Cristina Cortese

La regia della luce in Carpaccio

 

 

 

 

1. Vittore Carpaccio, Arrivo degli ambasciatori inglesi presso il re di Bretagna, 1495 ca, particolare.

Venezia, Gallerie dell'Accademia.

 

 

Carpaccio è artista che ci immette in modo sospeso ed entusiasta nelle favole veneziane miracolose e vere, magiche per la nuova ambientazione creata dalla spazialità più profonda fatta di architetture aperte, articolate con finestre, scale, dai contrasti di luci e ombre, dai mille colori, dalla miriade di simboli, oggetti meravigliosamente descritti in modo da farci pensare, sognare e immaginare mondi anche estranei alla città di Venezia: per esempio, la villa Belfiore di Lionello d'Este fuori Ferrara, la città di Costantinopoli con le sue cupole dove i veneziani avevano loro piazzeforti per gli scambi commerciali almeno fino al 1453, i porti di Ancona e di Rodi; mondi stranieri e tuttavia collegati alla città lagunare. Queste e altre inesauribili conoscenze, desunte da libri o da descrizioni orali, vengono comunque trasferite dall'artista in una pittura nuova, che rispondeva a esigenze di realismo inteso come completamento di quelle tendenze naturalistiche innovatrici del tardo Trecento. Tali tendenze confluiscono sia nella pittura italiana che fiamminga nella scoperta quattrocentesca dello spazio infinito come unità del visibile: spazio visibile, secondo Alberti, mentre per Cennini il pittore doveva «trovare cose non vedute». Spazio strutturato dalla prospettiva è quello italiano, spazio atmosferico è quello nordico che cattura l'attenzione dello spettatore attraverso i particolari descritti in modo lenticolare in tutto il dipinto. In Italia l'artista rivolge l'attenzione allo spazio struttura, nel Nord allo spazio rappresentazione. L'invenzione è sempre convalidata dalla verità storica.
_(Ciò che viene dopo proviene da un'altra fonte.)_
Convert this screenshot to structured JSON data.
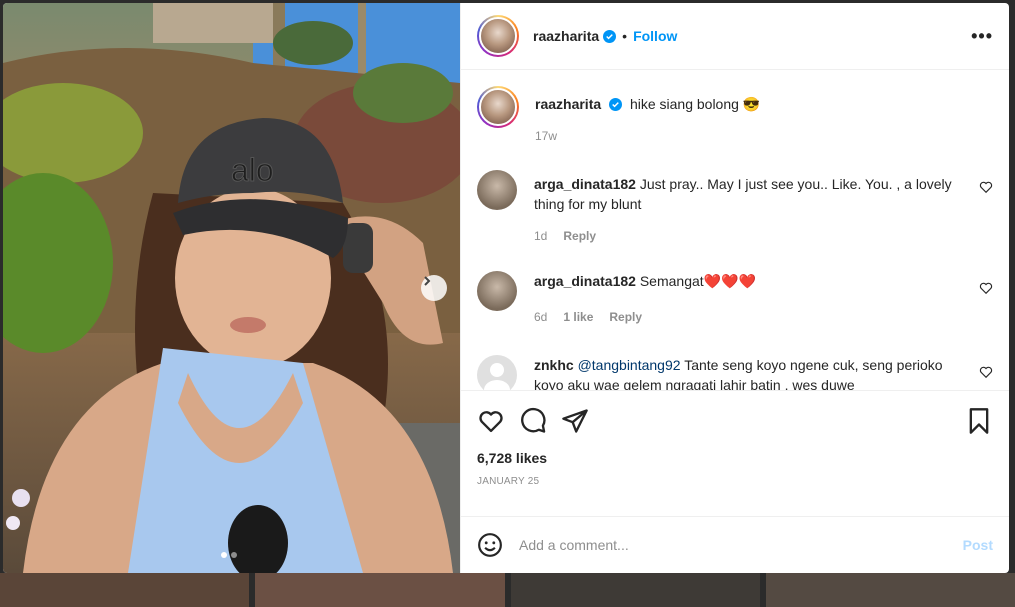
{
  "post": {
    "username": "raazharita",
    "follow_label": "Follow",
    "separator": "•",
    "more_label": "•••",
    "caption": "hike siang bolong",
    "caption_emoji": "😎",
    "caption_time": "17w",
    "likes": "6,728 likes",
    "date": "JANUARY 25"
  },
  "comments": [
    {
      "username": "arga_dinata182",
      "text": "Just pray.. May I just see you.. Like. You. , a lovely thing for my blunt",
      "time": "1d",
      "likes": "",
      "reply_label": "Reply"
    },
    {
      "username": "arga_dinata182",
      "text": "Semangat",
      "emojis": "❤️❤️❤️",
      "time": "6d",
      "likes": "1 like",
      "reply_label": "Reply"
    },
    {
      "username": "znkhc",
      "mention": "@tangbintang92",
      "text": "Tante seng koyo ngene cuk, seng perioko koyo aku wae gelem ngragati lahir batin . wes duwe"
    }
  ],
  "add_comment": {
    "placeholder": "Add a comment...",
    "post_label": "Post"
  },
  "colors": {
    "accent": "#0095f6",
    "post_disabled": "#b3dbff",
    "meta_gray": "#8e8e8e"
  },
  "icons": {
    "like": "heart-icon",
    "comment": "comment-icon",
    "share": "share-icon",
    "save": "bookmark-icon",
    "next": "chevron-right-icon",
    "emoji": "emoji-icon"
  }
}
La pittura di Carpaccio risulta nuova anche perché tale era il supporto della tela e nuova la luminosità scintillante del colore a olio, da poco introdotto a Venezia, che diventerà corrente dopo il 1475 con l'uso dei teleri.

Una tale rappresentazione pittorica dipende dal contributo di un certo numero di pittori. 1. La nuova sintesi spaziale prospettica resa più vitale dalla vibrazione di luce/colore di Piero della Francesca, che, in particolare, Antonello da Messina aveva portato sulla laguna nel 1476 con la pala di San Cassiano; 2. La conoscenza di Carpaccio della pittura fiamminga o indiretta attraverso Ferrara, dove nel 1450 era passato Roger van der Weiden, o forse attinta grazie alla bottega di Jacometto Veneziano, o comunque per la presenza a Venezia fin da circa il 1440 di opere di pittori fiamminghi, per esempio Van Eyck e Memling, conosciuti a Venezia, il primo grazie soprattutto alla mediazione di Antonello, il secondo perché presente forse con alcune opere, a esempio il dittico dei Santi Giovanni Battista e Veronica di Pietro Bembo. 3. Il dispositivo teatrale delle scene a mansiones che inquadrano un palcoscenico dove la conquista della prospettiva equivale a un nuovo senso della realtà grazie anche alla conoscenza delle scansioni del Perugino, spesso a Venezia dal 1494 quando gli era stato commissionato un telero per Palazzo Ducale mai realizzato, ma autore di quello intitolato il Miracolo delle navi Vendramin per la Scuola di San Giovanni Evangelista. Vorrei qui tentare un'immersione nella pittura per cercare se non di decodificare, almeno di saper guardare i colori e i loro rapporti in modo da capire come viene costruendo lo spazio dipinto il nostro pittore, attingendo alle novità dei contemporanei e all'esperienza dello spazio veneziano del Quattrocento ormai consapevole delle possibilità illusionistiche della pittura e quindi portato a esprimere attraverso effetti di luce e colori gli scarti tra realtà e finzione e tra realtà e soprannaturale. Barasch ha rilevato come Cennini, nel suo trattato, avesse sottolineato l'importanza della luce sotto due aspetti: 1. «che non potessi avere la luce dalla man tua o a tuo modo», cioè il grado di luminosità e l'angolo d'incidenza della luce e, dall'altro lato, «se la luce prosperasse cum finestra che fusse maggiore d'altra che fusse nÈ detti luoghi», ossia la luce intesa come mezzo che consente di rendere visibili i corpi e la pittura e di conseguenza, a sua volta mezzo per farli apparire conformi alle condizioni della luce naturale, dando così rilievo e illusorietà alle cose dipinte, secondo la tendenza naturalistica dell'epoca.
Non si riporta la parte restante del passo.